Deal, or no deal (or who knows)? Forecasting Uncertainty in Conversations using Large Language Models
Effective interlocutors account for the uncertain goals, beliefs, and emotions of others. But even the best human conversationalist cannot perfectly anticipate the trajectory of a dialogue. How well can language models represent inherent uncertainty in conversations? We propose FortUne Dial, an expansion of the long-standing “conversation forecasting” task: instead of just accuracy, evaluation is conducted with uncertainty-aware metrics, effectively enabling abstention on individual instances. We study two ways in which language models potentially represent outcome uncertainty (internally, using scores and directly, using tokens) and propose fine-tuning strategies to improve calibration of both representations. Experiments on eight difficult negotiation corpora demonstrate that our proposed fine-tuning strategies (a traditional supervision strategy and an off-policy reinforcement learning strategy) can calibrate smaller open-source models to compete with pre-trained models 10x their size.
Dialogue models are increasingly fluent, topical, and informative conversationalists, capable of predicting plausible next-utterances given a partial conversation. Yet, the capacity to generate a single, plausible utterance is not the same as modeling the uncertainty about all possible next-utterances in a calibrated way – that is, assigning an appropriate probability to potential conversation outcomes, reflective of the randomness we observe in the real world. For example, in negotiations, “Sounds good!” or “No thanks” may be equally fluent/topical/informative next-utterances, but one choice may be more likely if the goals, beliefs, and emotions of the interlocutors are taken into account. While even the best conversationalists cannot perfectly predict the trajectory of a dialogue, humans often manage uncertainty about social cues appropriately (Druckman and Olekalns, 2008), and demonstrate ability to both anticipate and affect the likelihood of future conversation outcomes (Ho et al., 2022). Meanwhile, it is not yet clear if language models posses even the simplest of these capabilities: anticipation of outcome certainty.
we instead account for how well language models represent uncertainty about outcomes by measuring performance with calibration metrics. In effect, these calibration metrics allow models to abstain from predicting on instances when they estimate high uncertainty. Potential applications of models performant in this setting include: improved tools for studying the effects of strategy and social structure in negotiations (Curhan and Pentland, 2007), intervening to improve human and machine conversations (Lewis et al., 2017; Zhou et al., 2019; Schluger et al., 2022; Argyle et al., 2023), or assessing trust/heterogeneity in a data source via metrics like entropy (Csáky et al., 2019; Kuhn et al., 2022).

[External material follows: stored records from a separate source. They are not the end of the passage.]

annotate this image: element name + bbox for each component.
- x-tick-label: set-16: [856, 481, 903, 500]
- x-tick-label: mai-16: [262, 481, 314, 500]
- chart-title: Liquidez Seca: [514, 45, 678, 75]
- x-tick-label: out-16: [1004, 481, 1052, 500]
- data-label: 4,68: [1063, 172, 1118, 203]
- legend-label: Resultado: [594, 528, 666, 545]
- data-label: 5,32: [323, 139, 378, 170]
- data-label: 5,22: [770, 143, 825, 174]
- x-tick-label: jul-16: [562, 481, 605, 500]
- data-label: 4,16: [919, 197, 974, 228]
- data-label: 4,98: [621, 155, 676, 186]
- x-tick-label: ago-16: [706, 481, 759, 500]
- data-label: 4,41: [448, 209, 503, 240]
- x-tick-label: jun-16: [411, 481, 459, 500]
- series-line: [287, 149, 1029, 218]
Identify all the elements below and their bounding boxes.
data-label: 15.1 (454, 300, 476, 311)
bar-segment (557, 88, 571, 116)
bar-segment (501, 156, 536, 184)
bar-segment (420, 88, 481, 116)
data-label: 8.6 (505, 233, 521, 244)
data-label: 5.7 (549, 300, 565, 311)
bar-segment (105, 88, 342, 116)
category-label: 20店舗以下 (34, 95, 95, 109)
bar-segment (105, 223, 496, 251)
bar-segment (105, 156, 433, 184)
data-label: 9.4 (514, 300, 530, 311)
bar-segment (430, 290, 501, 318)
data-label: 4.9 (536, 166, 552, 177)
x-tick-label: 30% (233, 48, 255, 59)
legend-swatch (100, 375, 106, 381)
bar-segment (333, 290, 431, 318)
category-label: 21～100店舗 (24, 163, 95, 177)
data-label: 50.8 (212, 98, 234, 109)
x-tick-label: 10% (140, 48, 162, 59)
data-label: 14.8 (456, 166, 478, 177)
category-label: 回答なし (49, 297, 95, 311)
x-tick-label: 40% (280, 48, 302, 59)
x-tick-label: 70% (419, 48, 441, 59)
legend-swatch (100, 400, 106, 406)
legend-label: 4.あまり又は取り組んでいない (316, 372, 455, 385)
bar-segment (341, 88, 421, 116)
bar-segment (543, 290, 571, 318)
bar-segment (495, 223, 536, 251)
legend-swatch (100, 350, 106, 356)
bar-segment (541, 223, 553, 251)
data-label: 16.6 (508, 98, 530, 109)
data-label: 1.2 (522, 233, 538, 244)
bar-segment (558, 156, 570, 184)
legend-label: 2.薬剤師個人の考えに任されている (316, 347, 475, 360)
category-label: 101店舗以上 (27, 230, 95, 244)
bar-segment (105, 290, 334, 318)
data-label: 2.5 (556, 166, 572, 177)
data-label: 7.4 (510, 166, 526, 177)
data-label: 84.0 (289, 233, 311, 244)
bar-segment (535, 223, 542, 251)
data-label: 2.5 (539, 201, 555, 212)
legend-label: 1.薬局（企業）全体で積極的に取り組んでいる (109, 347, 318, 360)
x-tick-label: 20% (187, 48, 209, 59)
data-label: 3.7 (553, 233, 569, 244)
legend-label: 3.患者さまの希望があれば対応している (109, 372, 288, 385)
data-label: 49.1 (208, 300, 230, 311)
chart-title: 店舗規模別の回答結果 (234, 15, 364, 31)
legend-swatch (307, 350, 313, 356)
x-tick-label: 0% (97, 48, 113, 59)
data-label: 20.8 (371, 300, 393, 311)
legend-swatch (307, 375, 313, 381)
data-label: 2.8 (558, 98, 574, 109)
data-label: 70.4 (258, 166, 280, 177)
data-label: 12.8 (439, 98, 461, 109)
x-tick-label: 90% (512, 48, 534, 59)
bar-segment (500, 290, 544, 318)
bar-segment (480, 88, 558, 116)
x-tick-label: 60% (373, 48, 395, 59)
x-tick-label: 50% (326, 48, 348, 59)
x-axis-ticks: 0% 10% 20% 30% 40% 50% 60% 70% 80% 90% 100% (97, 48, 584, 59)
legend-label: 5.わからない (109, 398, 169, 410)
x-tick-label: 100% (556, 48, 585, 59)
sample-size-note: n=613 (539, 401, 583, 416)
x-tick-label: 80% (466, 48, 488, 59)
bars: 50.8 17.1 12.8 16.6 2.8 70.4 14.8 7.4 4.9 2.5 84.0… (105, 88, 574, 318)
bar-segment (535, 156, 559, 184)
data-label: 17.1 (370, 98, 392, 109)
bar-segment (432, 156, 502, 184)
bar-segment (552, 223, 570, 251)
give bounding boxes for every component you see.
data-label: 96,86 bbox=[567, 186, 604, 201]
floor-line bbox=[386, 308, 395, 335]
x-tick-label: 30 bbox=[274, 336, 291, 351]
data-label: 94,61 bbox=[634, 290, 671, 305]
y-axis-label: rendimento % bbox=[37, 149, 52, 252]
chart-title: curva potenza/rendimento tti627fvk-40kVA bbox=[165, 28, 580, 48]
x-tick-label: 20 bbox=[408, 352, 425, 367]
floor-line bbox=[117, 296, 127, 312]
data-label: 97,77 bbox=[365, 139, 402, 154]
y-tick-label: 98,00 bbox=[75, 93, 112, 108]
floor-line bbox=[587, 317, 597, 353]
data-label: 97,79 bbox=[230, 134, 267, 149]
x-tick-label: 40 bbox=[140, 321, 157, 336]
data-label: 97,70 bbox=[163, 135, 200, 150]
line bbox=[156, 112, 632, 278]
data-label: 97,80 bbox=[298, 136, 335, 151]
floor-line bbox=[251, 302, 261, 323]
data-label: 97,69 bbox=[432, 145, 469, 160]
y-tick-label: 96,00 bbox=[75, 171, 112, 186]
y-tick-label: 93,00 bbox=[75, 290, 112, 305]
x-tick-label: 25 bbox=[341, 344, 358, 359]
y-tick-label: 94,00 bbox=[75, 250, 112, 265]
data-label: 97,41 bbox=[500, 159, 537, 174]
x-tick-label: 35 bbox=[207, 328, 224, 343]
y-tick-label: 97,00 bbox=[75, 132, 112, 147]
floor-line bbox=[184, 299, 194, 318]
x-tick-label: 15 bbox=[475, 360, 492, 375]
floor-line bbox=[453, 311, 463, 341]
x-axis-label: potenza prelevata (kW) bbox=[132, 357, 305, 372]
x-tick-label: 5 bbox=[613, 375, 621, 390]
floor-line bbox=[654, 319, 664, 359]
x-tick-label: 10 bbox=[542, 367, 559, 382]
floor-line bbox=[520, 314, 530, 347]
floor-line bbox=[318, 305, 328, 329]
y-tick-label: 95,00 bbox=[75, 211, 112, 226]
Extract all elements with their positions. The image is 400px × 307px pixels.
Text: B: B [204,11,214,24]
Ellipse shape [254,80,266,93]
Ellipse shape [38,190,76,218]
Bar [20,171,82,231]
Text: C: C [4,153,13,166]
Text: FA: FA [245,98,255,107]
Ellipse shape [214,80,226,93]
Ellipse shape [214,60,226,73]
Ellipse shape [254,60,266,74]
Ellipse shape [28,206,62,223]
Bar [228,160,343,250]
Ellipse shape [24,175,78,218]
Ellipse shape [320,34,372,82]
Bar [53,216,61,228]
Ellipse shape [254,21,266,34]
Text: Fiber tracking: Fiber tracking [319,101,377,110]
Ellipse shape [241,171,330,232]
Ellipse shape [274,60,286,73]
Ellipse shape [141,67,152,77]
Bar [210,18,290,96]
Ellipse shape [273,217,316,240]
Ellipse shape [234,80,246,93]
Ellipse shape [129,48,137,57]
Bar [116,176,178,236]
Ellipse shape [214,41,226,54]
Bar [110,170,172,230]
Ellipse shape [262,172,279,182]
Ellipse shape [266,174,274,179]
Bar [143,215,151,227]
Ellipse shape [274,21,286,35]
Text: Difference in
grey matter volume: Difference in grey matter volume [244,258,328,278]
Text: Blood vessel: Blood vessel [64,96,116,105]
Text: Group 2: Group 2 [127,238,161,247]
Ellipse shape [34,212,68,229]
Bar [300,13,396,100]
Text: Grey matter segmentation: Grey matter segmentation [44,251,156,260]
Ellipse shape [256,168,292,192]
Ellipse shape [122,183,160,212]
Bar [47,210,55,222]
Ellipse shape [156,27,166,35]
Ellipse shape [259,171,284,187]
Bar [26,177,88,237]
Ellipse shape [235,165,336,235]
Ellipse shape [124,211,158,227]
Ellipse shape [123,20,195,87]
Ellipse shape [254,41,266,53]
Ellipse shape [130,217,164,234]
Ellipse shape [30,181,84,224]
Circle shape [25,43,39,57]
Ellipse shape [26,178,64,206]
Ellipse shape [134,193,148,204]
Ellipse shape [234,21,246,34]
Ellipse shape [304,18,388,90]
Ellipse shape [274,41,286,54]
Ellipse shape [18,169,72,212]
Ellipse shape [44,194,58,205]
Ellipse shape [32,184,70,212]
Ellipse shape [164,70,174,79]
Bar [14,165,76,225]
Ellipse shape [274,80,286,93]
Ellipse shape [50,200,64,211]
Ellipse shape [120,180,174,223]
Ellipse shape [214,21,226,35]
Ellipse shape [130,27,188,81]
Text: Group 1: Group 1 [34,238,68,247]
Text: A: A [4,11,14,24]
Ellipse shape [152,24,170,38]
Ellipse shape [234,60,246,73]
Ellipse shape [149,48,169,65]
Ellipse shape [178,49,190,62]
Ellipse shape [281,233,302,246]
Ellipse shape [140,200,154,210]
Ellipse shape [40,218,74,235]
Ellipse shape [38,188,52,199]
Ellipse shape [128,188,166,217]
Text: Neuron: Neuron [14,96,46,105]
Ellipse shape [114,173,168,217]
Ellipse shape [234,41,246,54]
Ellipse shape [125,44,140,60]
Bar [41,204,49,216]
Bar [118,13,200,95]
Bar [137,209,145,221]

Here, we focus on the case of negotiations; this type of conversation is not only particularly sensitive to social uncertainties, but also, outcomes are readily quantified post-hoc. We ask language models questions about the likelihood of deals, decisions, and emotional conflicts in settings like marketplaces, online forums, and courtrooms, totaling 8 tasks to test uncertainty modeling in negotiations. Our contributions include:
formalizing the conversation uncertainty modeling task, along with its metrics (§ 2.1);
introducing two methods for representing uncertainty about the outcome of conversations using language models (§ 2.2);
and proposing fine-tuning (§ 2.3, § 2.4) and inference-time strategies (§ 2.5) for improving these representations.